First, let me start with the disclaimer, I am an American supporter (though I will be moving to London for at least a year in three weeks). I can certainly understand the annoyance with the pandering and focus on American, Asian, and other non local support. The blatant desire to attract overseas supporters makes me cringe on a consistent basis. However, it isn't really a Spurs problem but rather a Premier League problem. To compete financially in the Premier League—especially at the top—courting international support has become a necessity. During this year's preseason only five clubs didn't go to America, Asia or Australia to play a friendly. Those clubs were Hull, Burnley, Southampton, Stoke, and Sunderland. Every one of those teams played a game on the continent.
I agree that the local supporters often get overlooked in favor of the international supporters. The one thing I didn't understand,
Flav
was your complaint that the rise in ticket prices has to do with international support. Obviously there is legitimate gripes about day trippers using stub hub and buying tickets at inflated prices but surely the vacationers can't make up more than 1% of the crowd. That number even seems high.

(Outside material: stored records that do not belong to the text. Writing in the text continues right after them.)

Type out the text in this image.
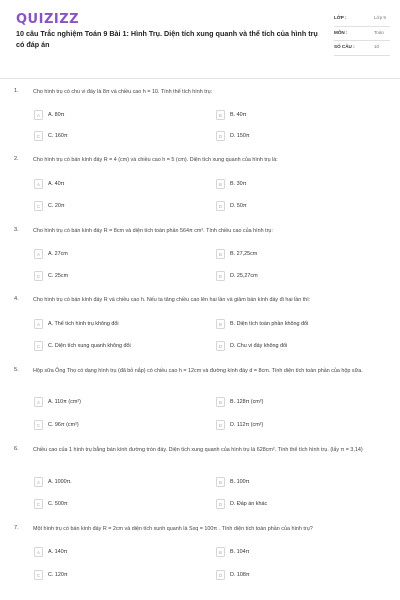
QUIZIZZ
10 câu Trắc nghiệm Toán 9 Bài 1: Hình Trụ. Diện tích xung quanh và thể tích của hình trụ có đáp án
LỚP :	Lớp 9
MÔN :	Toán
SỐ CÂU :	10
1.	Cho hình trụ có chu vi đáy là 8π và chiều cao h = 10. Tính thể tích hình trụ:
A	A. 80π	B	B. 40π
C	C. 160π	D	D. 150π
2.	Cho hình trụ có bán kính đáy R = 4 (cm) và chiều cao h = 5 (cm). Diện tích xung quanh của hình trụ là:
A	A. 40π	B	B. 30π
C	C. 20π	D	D. 50π
3.	Cho hình trụ có bán kính đáy R = 8cm và diện tích toàn phần 564π cm². Tính chiều cao của hình trụ:
A	A. 27cm	B	B. 27,25cm
C	C. 25cm	D	D. 25,27cm
4.	Cho hình trụ có bán kính đáy R và chiều cao h. Nếu ta tăng chiều cao lên hai lần và giảm bán kính đáy đi hai lần thì:
A	A. Thể tích hình trụ không đổi	B	B. Diện tích toàn phần không đổi
C	C. Diện tích xung quanh không đổi	D	D. Chu vi đáy không đổi
5.	Hộp sữa Ông Thọ có dạng hình trụ (đã bỏ nắp) có chiều cao h = 12cm và đường kính đáy d = 8cm. Tính diện tích toàn phần của hộp sữa.
A	A. 110π (cm²)	B	B. 128π (cm²)
C	C. 96π (cm²)	D	D. 112π (cm²)
6.	Chiều cao của 1 hình trụ bằng bán kính đường tròn đáy. Diện tích xung quanh của hình trụ là 628cm². Tính thể tích hình trụ. (lấy π = 3,14)
A	A. 1000π.	B	B. 100π
C	C. 500π	D	D. Đáp án khác
7.	Một hình trụ có bán kính đáy R = 2cm và diện tích xunh quanh là Sxq = 100π . Tính diện tích toàn phần của hình trụ?
A	A. 140π	B	B. 104π
C	C. 120π	D	D. 108π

Isn't the rise in ticket prices more attributable to the change in demographics of the English football fan in the wake of the creation of the Premier League? Surely the commercialization, widespread availability on TV, and the clamp down on hooliganism has shifted football away from it's original ethos as a working class sport and the owners have attempted to bring more corporate groups and affluent British fans into the game because richer fans=more profit.
Doesn't make sense to me how international fans who don't have the ability to go to games are to blame for exorbitant match day prices. Certainly there is toooooons of legitimate gripes regarding the courting of international fans but that seems a bridge too far IMO.